After filing Senate Bill 91, Pimentel said: “The government should not shift the burden of improving our substantially inadequate tourism facilities and infrastructure to the regular traveling Filipinos who are already paying a huge chunk of their salary to the national government via income tax.’’
Pimentel noted that originally, the travel tax was imposed to curtail unnecessary foreign travels, conserve foreign exchange, and subsequently, was used to generate much-needed funds for the development of tourism-related programs and projects.
He said that traveling individuals should not be made to pay for the failure of the government to provide state-of-the-art tourism facilities and infrastructure.

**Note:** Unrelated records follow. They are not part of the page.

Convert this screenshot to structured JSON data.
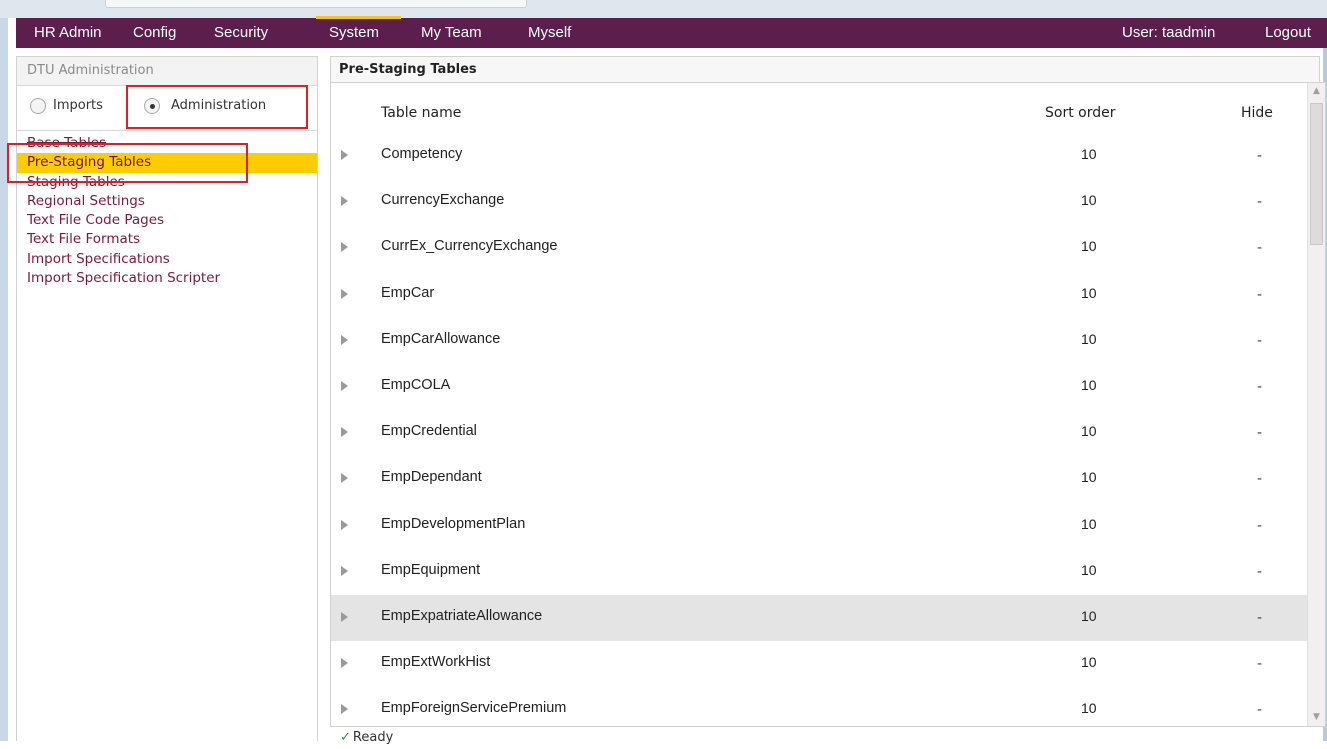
{
  "navbar": {
    "items": [
      {
        "label": "HR Admin"
      },
      {
        "label": "Config"
      },
      {
        "label": "Security"
      },
      {
        "label": "System"
      },
      {
        "label": "My Team"
      },
      {
        "label": "Myself"
      }
    ],
    "active": "System",
    "user": "User: taadmin",
    "logout": "Logout",
    "accent_color": "#5c1f4d",
    "active_indicator_color": "#f5c518"
  },
  "sidebar": {
    "title": "DTU Administration",
    "radios": [
      {
        "label": "Imports",
        "checked": false
      },
      {
        "label": "Administration",
        "checked": true
      }
    ],
    "links": [
      {
        "label": "Base Tables"
      },
      {
        "label": "Pre-Staging Tables"
      },
      {
        "label": "Staging Tables"
      },
      {
        "label": "Regional Settings"
      },
      {
        "label": "Text File Code Pages"
      },
      {
        "label": "Text File Formats"
      },
      {
        "label": "Import Specifications"
      },
      {
        "label": "Import Specification Scripter"
      }
    ],
    "selected": "Pre-Staging Tables",
    "highlight_color": "#ffcc00"
  },
  "main": {
    "title": "Pre-Staging Tables",
    "columns": {
      "name": "Table name",
      "sort": "Sort order",
      "hide": "Hide"
    },
    "rows": [
      {
        "name": "Competency",
        "sort": "10",
        "hide": "-"
      },
      {
        "name": "CurrencyExchange",
        "sort": "10",
        "hide": "-"
      },
      {
        "name": "CurrEx_CurrencyExchange",
        "sort": "10",
        "hide": "-"
      },
      {
        "name": "EmpCar",
        "sort": "10",
        "hide": "-"
      },
      {
        "name": "EmpCarAllowance",
        "sort": "10",
        "hide": "-"
      },
      {
        "name": "EmpCOLA",
        "sort": "10",
        "hide": "-"
      },
      {
        "name": "EmpCredential",
        "sort": "10",
        "hide": "-"
      },
      {
        "name": "EmpDependant",
        "sort": "10",
        "hide": "-"
      },
      {
        "name": "EmpDevelopmentPlan",
        "sort": "10",
        "hide": "-"
      },
      {
        "name": "EmpEquipment",
        "sort": "10",
        "hide": "-"
      },
      {
        "name": "EmpExpatriateAllowance",
        "sort": "10",
        "hide": "-"
      },
      {
        "name": "EmpExtWorkHist",
        "sort": "10",
        "hide": "-"
      },
      {
        "name": "EmpForeignServicePremium",
        "sort": "10",
        "hide": "-"
      }
    ],
    "hovered_row": "EmpExpatriateAllowance"
  },
  "status": {
    "text": "Ready",
    "icon": "check-icon"
  }
}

Pangilinan, in Senate Bill 631, said that the 63-year-old tax on all Filipino citizens, permanent resident aliens, and non-immigrant aliens who have stayed in the country for more than one year, and those who are leaving the country, is just an additional and unnecessary burden.
Pacquiao, in Senate Bill 384, cited the ASEAN (Association of Southeast Asian Nations) Tourism Agreement that the Philippines entered with Southeast Asian Nations on Nov. 4, 2002 phasing out the travel levies and travel taxes on traveling nationals of ASEAN member-states.
Fourteen years since the Philippines became signatory to the said agreement, travel taxes are still being collected, he said.
Pacquiao also said the allocation of travel tax to tourism-related educational programs of the Commission on Higher Education (CHED) and to the National Commission for Culture and the Arts (NCCA) has no clear connection to traveling.
“Rather, it imposes an unnecessary burden to travelers and thereby reduces their right to mobility,” he said.